Reachable beyond their handhelds
While ownership of mobile devices and the consumption of digital media continue to rise, the study finds use of traditional media to be highly similar to previous years. The research clearly demonstrates that traditional media are alive, well, and integral to Affluent lives.
Buoyed by the growing Affluent population, the number of Affluents who read a print publication rose 6% to 53.5 million; the total duplicated average-issue audience also rose 6%, to 219.2 million. On an individual level, print publication readership remains strongly similar to 2013. For example, 79% of Affluents read one of the 140 reported print publications (133 magazines and 7 national newspapers), down only slightly from 81% in 2013. Affluent readers averaged reading 16.6 print publication issues from 7.4 titles, unchanged from 2013.
“Digital media use continues to grow, and traditional media use has changed much less than many people expected,” says Kraus. “Consumption of new media is supplementing, not supplanting, traditional media use—and the result is a net increase in Affluents’ overall engagement with media.”
Affluents as buyers
As consumers, Affluents are found to be highly-engaged shoppers across platforms and categories.
While many shop at luxury retailers, huge numbers of Affluents shop in mainstream outlets as well, with the most widely shopped retailers being Amazon (74% shopping in the past year), Target (72%), and Walmart (69%).
The three retailers that saw their Affluent shopper base rise are also diverse in their appeal and spanned the retail spectrum—eBay, Etsy, and Ulta. Affluents display the coupling of high-end and mainstream purchasing in many categories. In automotive, for example, many Affluents drive luxury automobiles, but the most widely owned vehicle brands among Affluents are decidedly mainstream: Ford (25%), Toyota (24%), Honda (21%), and Chevrolet (19%).
Cross section of Affluents evolves
The Affluent population is found to be diverse, not only in its shopping habits, but in its generational and cultural composition as well.
While baby boomers are the single largest generation within the Affluent population (38%), a generational changing of the guard is well underway. Gen Xers (33%) and millennials (22%) combine to well outnumber Boomers.

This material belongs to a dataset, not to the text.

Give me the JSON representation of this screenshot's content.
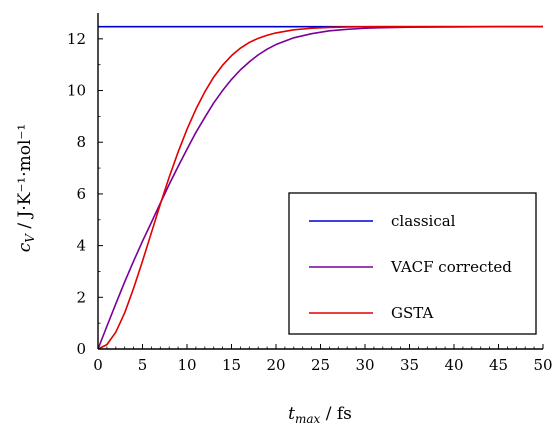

African-Americans, Hispanics, and Asians each comprise 6%-8% of the Affluent population; in addition, 17% of Affluents speak a non-English language at home, and 11% were born outside the U.S. Four percent of Affluents describe themselves as members of the LGBT community.
Beyond Affluents—the Wealthy
The survey also provides a robust look into the lives of the “Wealthy”—those with at least $500,000 in annual household income. Just 1.9 million adults, or about 0.5% of the U.S. population, the Wealthy spend an average of 2.3 times more than Affluents as a whole across 158 measured categories. The Wealthy are also particularly heavy consumers of media, spending 29% more time online, and reading 54% more print publication issues, than Affluents. Twenty-one percent of the Wealthy speak a nonEnglish language at home, and 15% were born outside the U.S.—figures higher than in the Affluent population.
Evan Borak, senior vice-president of Ipsos MediaCT, and head of its Audience Measurement Group, says: “Once again, the Affluent population has grown in size and resources, lifting marketplace spending and media audiences with it. And it is increasingly clear that Affluent spending is crucial to the health of both luxury and mass brands, across retailers and across platforms. A strategic understanding of today’s diverse Affluent population has become an imperative for every brand in every category.”